How will we fulfill the call of the gospel to serve the least among us in our city
and around the world?
How will we work for social justice and systemic change to achieve a fairer
prosperity in our prosperous city?
Where will we find our place in the multi-faith dialogue in these days of such
great global complexity?
“Now what?”
To return to the issue of how the Gospel of Mark concludes, the answer – in the
end – is fairly straightforward.
The majority of scholars who have studied the matter conclude that the original
ending to the text was simply lost – separated somehow from the rest of the first
scroll and never recovered.
And that makes sense, given that Mark spends almost half of his gospel on the
passion narrative and the events leading up to it. Surely, the argument, goes the
author would then not end the story so abruptly.
The endings we have in the text today, the scholars conclude, were crafted
based on the Gospels of Matthew, Luke and John and added about 100 years
later by scribes who sought to honor the Markan tradition with a suitable ending.
When it comes to our own lives, that is how it is with the sovereign God we
worship, isn’t it?
As much as we are inclined to take the pen in our own hands and write our own
endings, the God of providence always knows “the rest of the story” and we
should leave the narrative of our lives in God’s hand.

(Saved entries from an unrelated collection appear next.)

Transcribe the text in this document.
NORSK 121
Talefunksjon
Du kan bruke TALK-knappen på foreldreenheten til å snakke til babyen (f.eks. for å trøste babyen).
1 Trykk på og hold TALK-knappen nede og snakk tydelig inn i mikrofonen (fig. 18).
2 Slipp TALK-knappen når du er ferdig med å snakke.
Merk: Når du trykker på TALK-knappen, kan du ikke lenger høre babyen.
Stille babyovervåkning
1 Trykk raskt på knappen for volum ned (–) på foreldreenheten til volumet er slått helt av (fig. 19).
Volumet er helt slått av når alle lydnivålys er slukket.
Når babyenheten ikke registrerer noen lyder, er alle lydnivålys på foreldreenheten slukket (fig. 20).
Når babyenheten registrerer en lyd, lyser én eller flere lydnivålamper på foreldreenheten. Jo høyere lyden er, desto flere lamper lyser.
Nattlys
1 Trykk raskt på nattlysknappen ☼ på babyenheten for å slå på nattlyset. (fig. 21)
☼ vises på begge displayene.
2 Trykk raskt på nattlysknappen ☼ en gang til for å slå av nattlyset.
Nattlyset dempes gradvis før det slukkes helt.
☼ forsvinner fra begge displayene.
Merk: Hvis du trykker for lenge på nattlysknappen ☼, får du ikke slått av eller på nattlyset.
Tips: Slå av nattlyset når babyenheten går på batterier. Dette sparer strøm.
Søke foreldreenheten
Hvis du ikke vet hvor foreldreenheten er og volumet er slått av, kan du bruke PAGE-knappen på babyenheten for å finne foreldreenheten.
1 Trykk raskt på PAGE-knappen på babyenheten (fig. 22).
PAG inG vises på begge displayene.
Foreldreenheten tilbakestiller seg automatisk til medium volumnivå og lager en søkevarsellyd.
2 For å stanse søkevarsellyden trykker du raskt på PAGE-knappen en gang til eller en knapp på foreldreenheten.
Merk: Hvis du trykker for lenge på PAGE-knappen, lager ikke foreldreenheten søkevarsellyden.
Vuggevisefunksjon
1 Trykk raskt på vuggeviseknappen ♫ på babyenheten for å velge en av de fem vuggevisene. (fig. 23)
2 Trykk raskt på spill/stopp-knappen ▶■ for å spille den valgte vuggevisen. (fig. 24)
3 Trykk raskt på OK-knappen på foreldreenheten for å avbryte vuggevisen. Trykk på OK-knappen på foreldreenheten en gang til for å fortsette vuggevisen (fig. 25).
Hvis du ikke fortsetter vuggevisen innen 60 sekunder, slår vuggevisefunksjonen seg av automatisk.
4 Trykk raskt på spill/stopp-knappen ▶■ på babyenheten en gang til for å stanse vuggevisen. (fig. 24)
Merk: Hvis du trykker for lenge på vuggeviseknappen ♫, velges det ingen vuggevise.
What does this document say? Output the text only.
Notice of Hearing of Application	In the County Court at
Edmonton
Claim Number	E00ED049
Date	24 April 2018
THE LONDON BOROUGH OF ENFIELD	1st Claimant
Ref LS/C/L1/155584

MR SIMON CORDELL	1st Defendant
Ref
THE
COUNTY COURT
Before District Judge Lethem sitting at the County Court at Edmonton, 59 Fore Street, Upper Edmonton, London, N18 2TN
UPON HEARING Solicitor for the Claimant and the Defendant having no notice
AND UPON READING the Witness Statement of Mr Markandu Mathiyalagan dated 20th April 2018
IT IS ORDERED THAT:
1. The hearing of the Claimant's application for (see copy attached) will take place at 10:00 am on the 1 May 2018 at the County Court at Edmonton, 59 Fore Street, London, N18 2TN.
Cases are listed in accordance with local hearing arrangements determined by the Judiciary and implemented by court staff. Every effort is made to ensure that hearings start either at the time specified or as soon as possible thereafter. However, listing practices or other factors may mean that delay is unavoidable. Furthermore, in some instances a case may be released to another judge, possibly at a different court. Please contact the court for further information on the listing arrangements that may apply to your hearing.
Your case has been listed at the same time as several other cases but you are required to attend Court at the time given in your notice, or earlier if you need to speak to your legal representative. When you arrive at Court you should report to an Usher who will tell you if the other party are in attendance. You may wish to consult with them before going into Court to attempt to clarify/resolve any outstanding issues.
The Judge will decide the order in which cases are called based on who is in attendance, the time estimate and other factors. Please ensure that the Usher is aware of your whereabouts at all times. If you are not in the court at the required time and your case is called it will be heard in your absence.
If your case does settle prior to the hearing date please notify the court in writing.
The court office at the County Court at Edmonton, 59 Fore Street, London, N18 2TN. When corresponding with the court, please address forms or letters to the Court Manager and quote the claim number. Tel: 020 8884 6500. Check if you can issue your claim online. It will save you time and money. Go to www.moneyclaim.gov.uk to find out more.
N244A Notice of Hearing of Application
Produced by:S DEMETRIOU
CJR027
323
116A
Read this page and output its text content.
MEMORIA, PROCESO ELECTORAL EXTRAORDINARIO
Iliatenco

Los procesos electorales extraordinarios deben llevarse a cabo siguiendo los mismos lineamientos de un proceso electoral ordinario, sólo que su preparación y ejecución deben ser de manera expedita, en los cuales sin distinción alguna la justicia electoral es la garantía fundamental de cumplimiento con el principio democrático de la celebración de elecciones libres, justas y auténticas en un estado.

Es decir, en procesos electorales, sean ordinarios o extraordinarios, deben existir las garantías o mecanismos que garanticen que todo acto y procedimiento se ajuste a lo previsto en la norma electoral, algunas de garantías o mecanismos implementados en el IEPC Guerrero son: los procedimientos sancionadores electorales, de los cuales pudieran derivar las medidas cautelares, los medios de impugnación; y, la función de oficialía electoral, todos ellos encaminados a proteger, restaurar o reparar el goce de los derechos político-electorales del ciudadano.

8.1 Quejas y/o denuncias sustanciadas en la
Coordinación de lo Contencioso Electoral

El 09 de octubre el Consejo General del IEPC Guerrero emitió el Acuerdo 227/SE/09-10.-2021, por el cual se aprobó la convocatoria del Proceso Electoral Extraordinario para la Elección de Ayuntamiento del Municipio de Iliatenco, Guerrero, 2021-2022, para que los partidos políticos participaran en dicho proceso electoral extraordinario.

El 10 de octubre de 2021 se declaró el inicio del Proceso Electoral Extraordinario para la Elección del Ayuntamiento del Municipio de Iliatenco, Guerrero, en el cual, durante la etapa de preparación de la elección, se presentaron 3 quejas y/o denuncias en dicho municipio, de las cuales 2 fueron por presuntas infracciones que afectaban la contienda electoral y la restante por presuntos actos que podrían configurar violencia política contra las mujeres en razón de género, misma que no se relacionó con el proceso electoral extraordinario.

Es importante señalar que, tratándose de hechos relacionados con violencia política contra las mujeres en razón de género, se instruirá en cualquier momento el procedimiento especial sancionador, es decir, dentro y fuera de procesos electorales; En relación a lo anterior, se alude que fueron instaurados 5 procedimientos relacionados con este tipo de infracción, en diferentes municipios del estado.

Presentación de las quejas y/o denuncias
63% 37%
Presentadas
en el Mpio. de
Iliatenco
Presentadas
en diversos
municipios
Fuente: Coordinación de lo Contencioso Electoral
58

That is why I’ve always admired Charlie MacDonald’s statement that he and the
congregation did everything they could to keep this church open – and only when
they had decided they could do no more did God make known God’s plans for
keeping Caldwell alive.
If there were ever a congregation that could tell the story of unexpected endings,
it is this one.
All of this reminds me of the bumper sticker that reads “Let go and let God.”
I am usually cautious about bumper sticker theology, but sometimes the mystery
of faith isn’t any more complicated than that.
So, in response to today’s question of “Now what?” we might simply say “Now …
That is, of course, not easy. We do want to control things.
But faith requires trust and, indeed, letting go.
The endings we seek may not always be clear. They may not arrive on the
schedule we want. They may not be what we envision or want.
Indeed, sometimes, God’s endings may be more than we could ever hope for or
imagine, which is exactly how I feel about the opportunity to become your pastor
… in this place … at this remarkable time.
And that is why life with God does, in the end, leads to the ecstasy and
amazement that always overcomes our trauma and fears.
After he appeared to the apostle, Jesus said to them: “Go into all the world and
proclaim the good news to the whole creation.”
In the name of our triune God, so let it be.